According to the Complaint, Xcerra Corporation ("Xcerra" or the "Company") is a global provider of test and handling capital equipment, interface products, test fixtures and related services to the semiconductor and electronics manufacturing industries.
On May 7, 2018, Cohu, Inc., Xavier Acquisition Corporation, a wholly owned subsidiary of Cohu (“Merger Sub”), and Xcerra entered into an agreement and plan of merger (the “Merger Agreement”), pursuant to which Merger Sub will merger with an into Xcerra, with Xcerra continuing as the surviving corporation and a wholly owned subsidiary of Cohu (the “Proposed Transaction”).
On May 8, 2018, Xcerra and Cohu, Inc. issued a joint press release announcing the Proposed Transaction.
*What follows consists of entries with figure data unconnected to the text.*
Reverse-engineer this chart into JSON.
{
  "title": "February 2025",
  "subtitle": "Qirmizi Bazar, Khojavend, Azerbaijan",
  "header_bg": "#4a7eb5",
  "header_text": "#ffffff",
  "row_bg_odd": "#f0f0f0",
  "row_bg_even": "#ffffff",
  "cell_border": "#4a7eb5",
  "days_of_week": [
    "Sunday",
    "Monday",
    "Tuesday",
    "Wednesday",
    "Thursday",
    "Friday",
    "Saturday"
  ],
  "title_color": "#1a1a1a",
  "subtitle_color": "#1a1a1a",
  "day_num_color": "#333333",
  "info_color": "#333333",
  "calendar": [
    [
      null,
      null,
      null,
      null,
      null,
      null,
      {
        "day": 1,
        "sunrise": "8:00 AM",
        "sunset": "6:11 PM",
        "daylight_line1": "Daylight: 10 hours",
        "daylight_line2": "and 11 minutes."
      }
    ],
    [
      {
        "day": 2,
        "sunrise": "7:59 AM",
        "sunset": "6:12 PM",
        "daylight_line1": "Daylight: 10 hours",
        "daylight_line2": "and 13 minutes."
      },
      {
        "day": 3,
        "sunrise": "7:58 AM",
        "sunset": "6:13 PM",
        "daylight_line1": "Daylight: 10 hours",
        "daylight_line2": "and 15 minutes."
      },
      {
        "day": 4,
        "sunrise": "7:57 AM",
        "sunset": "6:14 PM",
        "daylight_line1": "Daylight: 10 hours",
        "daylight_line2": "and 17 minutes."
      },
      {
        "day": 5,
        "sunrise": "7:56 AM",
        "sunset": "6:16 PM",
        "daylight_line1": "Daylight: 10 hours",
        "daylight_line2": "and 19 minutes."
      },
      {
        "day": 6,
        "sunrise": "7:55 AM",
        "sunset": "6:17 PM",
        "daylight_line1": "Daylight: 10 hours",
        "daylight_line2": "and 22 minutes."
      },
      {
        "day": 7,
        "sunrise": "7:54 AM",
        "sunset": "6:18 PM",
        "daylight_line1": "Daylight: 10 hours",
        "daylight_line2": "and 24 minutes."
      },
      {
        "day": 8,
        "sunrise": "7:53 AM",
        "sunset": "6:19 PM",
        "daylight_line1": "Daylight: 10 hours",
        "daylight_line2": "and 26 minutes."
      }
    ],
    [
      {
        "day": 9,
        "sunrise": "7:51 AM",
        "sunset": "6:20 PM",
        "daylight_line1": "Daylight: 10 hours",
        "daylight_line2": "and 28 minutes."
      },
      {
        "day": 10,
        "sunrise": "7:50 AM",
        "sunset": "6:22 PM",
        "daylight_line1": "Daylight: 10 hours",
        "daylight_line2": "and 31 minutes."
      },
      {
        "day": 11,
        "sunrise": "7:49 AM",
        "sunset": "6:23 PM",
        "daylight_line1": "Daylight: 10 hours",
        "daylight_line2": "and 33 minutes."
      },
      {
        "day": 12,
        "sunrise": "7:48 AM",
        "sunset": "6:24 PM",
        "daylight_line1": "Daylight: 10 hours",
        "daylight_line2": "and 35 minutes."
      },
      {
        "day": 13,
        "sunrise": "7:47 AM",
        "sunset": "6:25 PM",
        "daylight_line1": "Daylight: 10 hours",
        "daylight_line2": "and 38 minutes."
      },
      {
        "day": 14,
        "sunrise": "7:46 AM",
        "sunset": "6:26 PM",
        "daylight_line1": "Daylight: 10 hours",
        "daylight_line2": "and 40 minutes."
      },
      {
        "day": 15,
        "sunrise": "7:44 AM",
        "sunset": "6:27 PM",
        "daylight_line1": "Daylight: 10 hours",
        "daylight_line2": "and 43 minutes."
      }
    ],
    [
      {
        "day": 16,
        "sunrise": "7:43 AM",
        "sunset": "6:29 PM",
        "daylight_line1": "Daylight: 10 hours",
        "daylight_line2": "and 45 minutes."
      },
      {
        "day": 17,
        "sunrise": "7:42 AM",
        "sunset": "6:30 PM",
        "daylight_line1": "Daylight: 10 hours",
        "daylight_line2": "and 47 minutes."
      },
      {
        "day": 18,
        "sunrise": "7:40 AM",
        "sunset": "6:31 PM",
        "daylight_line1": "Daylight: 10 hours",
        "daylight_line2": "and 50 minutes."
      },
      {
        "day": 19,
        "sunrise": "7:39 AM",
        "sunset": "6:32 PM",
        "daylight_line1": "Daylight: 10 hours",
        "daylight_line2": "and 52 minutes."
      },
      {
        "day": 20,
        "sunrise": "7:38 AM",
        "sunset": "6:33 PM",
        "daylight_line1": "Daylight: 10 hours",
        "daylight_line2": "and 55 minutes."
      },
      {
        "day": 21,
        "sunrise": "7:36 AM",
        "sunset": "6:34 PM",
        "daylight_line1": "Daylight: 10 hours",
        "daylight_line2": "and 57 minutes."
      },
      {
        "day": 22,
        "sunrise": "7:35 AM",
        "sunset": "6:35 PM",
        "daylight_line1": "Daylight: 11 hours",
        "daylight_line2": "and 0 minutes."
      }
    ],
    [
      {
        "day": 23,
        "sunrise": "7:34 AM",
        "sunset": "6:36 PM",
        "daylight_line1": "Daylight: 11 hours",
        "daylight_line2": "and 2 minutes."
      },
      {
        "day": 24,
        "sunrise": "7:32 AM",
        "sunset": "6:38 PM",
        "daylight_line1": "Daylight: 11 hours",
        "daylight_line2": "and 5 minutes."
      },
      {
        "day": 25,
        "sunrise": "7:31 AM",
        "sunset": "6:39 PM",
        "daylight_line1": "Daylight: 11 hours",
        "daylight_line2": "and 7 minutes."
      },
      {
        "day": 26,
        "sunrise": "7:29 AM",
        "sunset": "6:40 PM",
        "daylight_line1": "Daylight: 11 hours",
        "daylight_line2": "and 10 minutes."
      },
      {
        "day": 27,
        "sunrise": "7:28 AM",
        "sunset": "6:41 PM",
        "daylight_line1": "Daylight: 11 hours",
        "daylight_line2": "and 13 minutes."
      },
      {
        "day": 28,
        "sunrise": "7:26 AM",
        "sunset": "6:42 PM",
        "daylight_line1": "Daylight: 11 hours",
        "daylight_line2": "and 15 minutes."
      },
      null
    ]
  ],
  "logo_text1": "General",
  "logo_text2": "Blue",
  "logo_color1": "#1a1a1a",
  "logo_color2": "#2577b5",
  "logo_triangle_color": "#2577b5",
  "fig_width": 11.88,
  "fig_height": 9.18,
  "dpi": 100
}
The Complaint alleges that on June 21, 2018, in order to convince Xcerra’s public common shareholders to vote in favor of the Proposed Transaction, Defendants authorized the filing of a materially incomplete and misleading Form S-4 Registration Statement (the “Proxy”) with the SEC, in violation of Sections 14(a) and 20(a) of the Exchange Act. The Complaint alleges that in particular, the Proxy contains materially incomplete and misleading information
concerning: (i) financial projections for Xcerra and Cohu; (ii) the valuation analyses performed by Xcerra’s financial advisor in support of their fairness opinion; and (iii) the background process leading to the Proposed Transaction.
This case was voluntarily dismissed on September 6, 2018.